I have written quite a bit about team building and development here, here and here. However, I feel it is important to stress the fact that foundations and founding teams are extremely important. If you don’t get that right, it always leads to a lot of mess. Peter Thiel is right:

no company has a culture; every company is a culture.

The right team enables you to create the right environment to bring the best out of every member in the team. We call this culture. [Click to Tweet (can edit before tweeting): Reading @startupiceland’s latest: How to build great teams]

I wrote earlier how having a great culture in your startup can be huge competitive advantage. I think the way to build a great culture is to pay attention to excruciating detail while recruiting every single member of the foundation. As a startup goes through the phase of establishing product market fit, the team dynamic is different than when the startup is scaling revenue. The requirements of the team changes.

The leaders and founders of the company need to pay attention to the growing stress in the team and make sure the right buffers are in place if you did not take the time to recruit the right kind of people. To quote from the book Zero to One: Notes on Startups, or How to Build the Future
(you probably guessed that I am a big fan of the book):

From the start, I wanted PayPal to be tightly knit instead of transactional. I thought stronger relationships would make us not just happier and better at work but also more successful in our careers even beyond PayPal. So we set out to hire people who would actually enjoy working together. They had to be talented, but even more than that they had to be excited about working specifically with us. That was the start of the PayPal Mafia.

I have made the mistake of bringing diversity into a team too early, it brought a lot of stress in getting everyone to respect and like each other and aligned with the overall goal of what we were doing. Did I mention that I have made all the mistakes in recruiting? So, as a startup founder, focus more on understanding the development phase of your startup. If it is still in the experimentation phase or you are still trying to figure out the Product/Market fit err on the side of hiring people who are committed to your mission and enjoy spending time with you and you with them, because it is going to be a tough journey, better to have friendship to support you along.
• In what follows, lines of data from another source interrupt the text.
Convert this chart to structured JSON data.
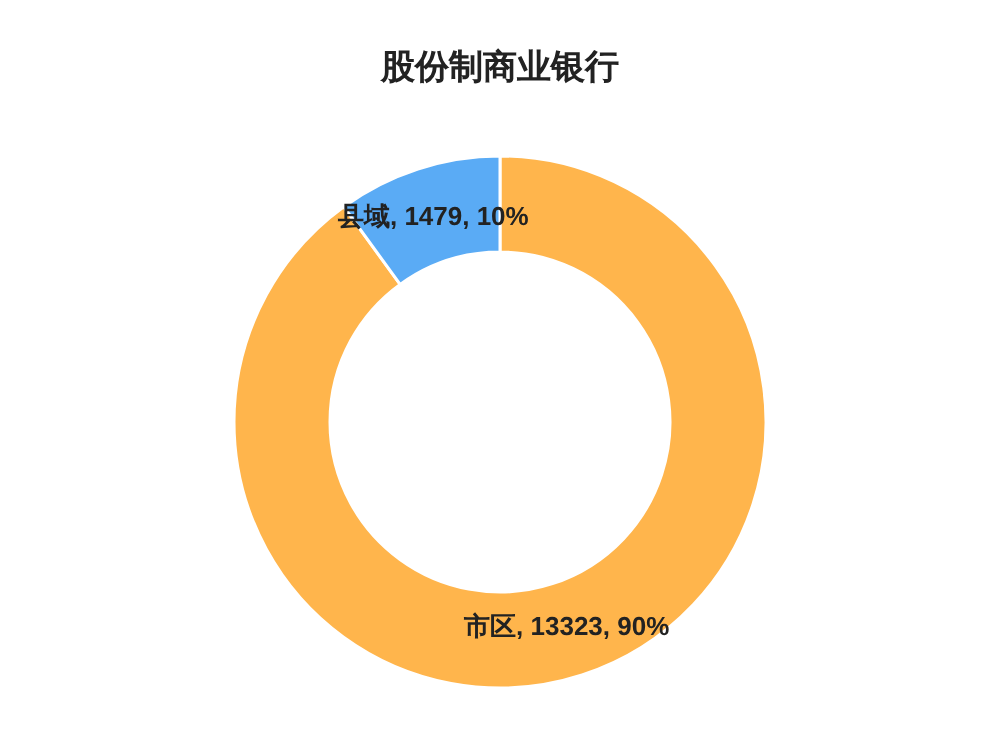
{
  "chart_data": {
    "type": "donut",
    "title": "股份制商业银行",
    "categories": [
      "市区",
      "县域"
    ],
    "values": [
      13323,
      1479
    ],
    "colors": [
      "#ffb54c",
      "#5aabf5"
    ],
    "value_labels": [
      "13323, 90%",
      "1479, 10%"
    ],
    "legend": false
  }
}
I always ask the question when a founding team meets me where they met and how they know each other. The right answer is a working relationship before or childhood friends who grew up together. Another reason why I think founders in Iceland have a unique advantage as most of them grew up together and their relationships go much deeper. The disadvantage is lack of diverse thinking but at the early stage it is not that important, you need to build diversity as you move to the next phase.